Despite this rocky start, after 49 years of marriage, Anne decided in 2003 to convert to Judaism under the tutorship of Rabbi David Wolpe of Sinai Temple in Westwood. She described her mikveh experience to the Journal.
“After removing all nail polish, I entered the swimming pool and put my head under the water,” she recalled. “I came out looking like a wet dog. But I was Jewish.”
She announced her new status at a full-scale religious celebration marking the couple’s 50th wedding anniversary. “Kirk has been married to two shiksas,” she said. “It is time he got a nice Jewish girl.”

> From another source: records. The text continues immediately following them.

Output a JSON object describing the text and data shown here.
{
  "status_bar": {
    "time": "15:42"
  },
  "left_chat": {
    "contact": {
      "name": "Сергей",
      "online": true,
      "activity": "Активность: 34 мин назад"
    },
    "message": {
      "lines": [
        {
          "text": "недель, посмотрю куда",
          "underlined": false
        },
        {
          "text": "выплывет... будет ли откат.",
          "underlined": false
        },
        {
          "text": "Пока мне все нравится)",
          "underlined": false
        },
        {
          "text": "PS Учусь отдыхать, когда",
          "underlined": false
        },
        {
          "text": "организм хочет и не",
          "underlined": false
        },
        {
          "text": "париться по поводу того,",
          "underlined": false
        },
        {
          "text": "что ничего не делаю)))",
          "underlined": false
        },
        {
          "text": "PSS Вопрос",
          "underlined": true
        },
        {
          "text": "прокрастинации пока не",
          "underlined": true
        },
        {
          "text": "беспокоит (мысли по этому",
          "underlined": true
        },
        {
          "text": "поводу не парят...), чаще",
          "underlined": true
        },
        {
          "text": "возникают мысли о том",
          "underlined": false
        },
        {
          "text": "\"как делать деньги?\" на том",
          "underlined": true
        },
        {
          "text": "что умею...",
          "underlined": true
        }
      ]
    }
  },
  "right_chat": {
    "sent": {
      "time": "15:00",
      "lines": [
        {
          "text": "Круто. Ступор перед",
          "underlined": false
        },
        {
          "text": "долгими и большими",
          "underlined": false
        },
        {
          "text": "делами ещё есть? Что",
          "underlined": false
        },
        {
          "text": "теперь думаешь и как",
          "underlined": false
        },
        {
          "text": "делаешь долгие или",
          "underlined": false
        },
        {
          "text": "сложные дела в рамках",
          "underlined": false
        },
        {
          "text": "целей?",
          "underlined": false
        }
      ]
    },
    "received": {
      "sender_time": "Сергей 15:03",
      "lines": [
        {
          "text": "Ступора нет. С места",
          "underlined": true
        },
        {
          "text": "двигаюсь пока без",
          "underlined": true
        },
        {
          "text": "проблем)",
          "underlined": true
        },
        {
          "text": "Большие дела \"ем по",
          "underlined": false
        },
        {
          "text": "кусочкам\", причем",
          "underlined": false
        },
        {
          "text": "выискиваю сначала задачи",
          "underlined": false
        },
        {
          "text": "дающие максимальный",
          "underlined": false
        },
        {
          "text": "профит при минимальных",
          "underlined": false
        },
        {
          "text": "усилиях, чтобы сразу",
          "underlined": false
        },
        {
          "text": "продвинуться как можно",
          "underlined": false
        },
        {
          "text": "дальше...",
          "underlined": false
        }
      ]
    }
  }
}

One immediate impact was that Kirk, who had lighted the Friday evening candles at their home throughout the marriage, now transferred the honor to his wife.
Kirk has developed his own definition of Judaism. “I grew up praying in the morning and laying tefillin, but I gave up much of the formal aspect of religion,” he said. “I believe in God and I’m happy to be a Jew. But I think too much religion has not helped civilization. Caring for other people is my religion.”
The sons and grandchildren from Kirk’s two marriages follow the elective-choice pattern of many interfaith families. Of Kirk’s children, Oscar-winner Michael Douglas, born of his first marriage, identifies most strongly as Jewish, and two years ago used a $1 million prize to launch an outreach program to connect children of mixed marriages with their Jewish heritage. None of Kirk’s four sons had a bar mitzvah, but four of his seven grandchildren insisted on celebrating their b’nai mitzvah.
Kirk, who changed his name to Douglas before entering the Navy during World War II, learned about anti-Semitism early on. His father could not get a job at the local mills in New York because they didn’t hire Jews, and young Issur was turned down for a newspaper delivery route for the same reason. When Kirk was elected class president at St. Lawrence College, a major donor threatened to withhold donations unless the election result was nullified.
Even as a bona fide movie star, Kirk and the likes of Walter Matthau, Peter Lorre and Billy Wilder couldn’t escape prejudice in the 1950s and ’60s.
In the mid-1950s, Douglas formed his own independent production company, naming it Bryna, in honor of his mother, who also gave birth to six daughters. Among the first productions of the company — of which Anne became president — were “Paths of Glory,” followed by “Spartacus,” arguably Kirk’s most famous movie.
Kirk took his mother to one of his film premieres, with the words “Bryna Productions Present” high up on the marquee. When his mother saw this, she turned to her son and whispered in Yiddish, “Isn’t America a wonderful country?”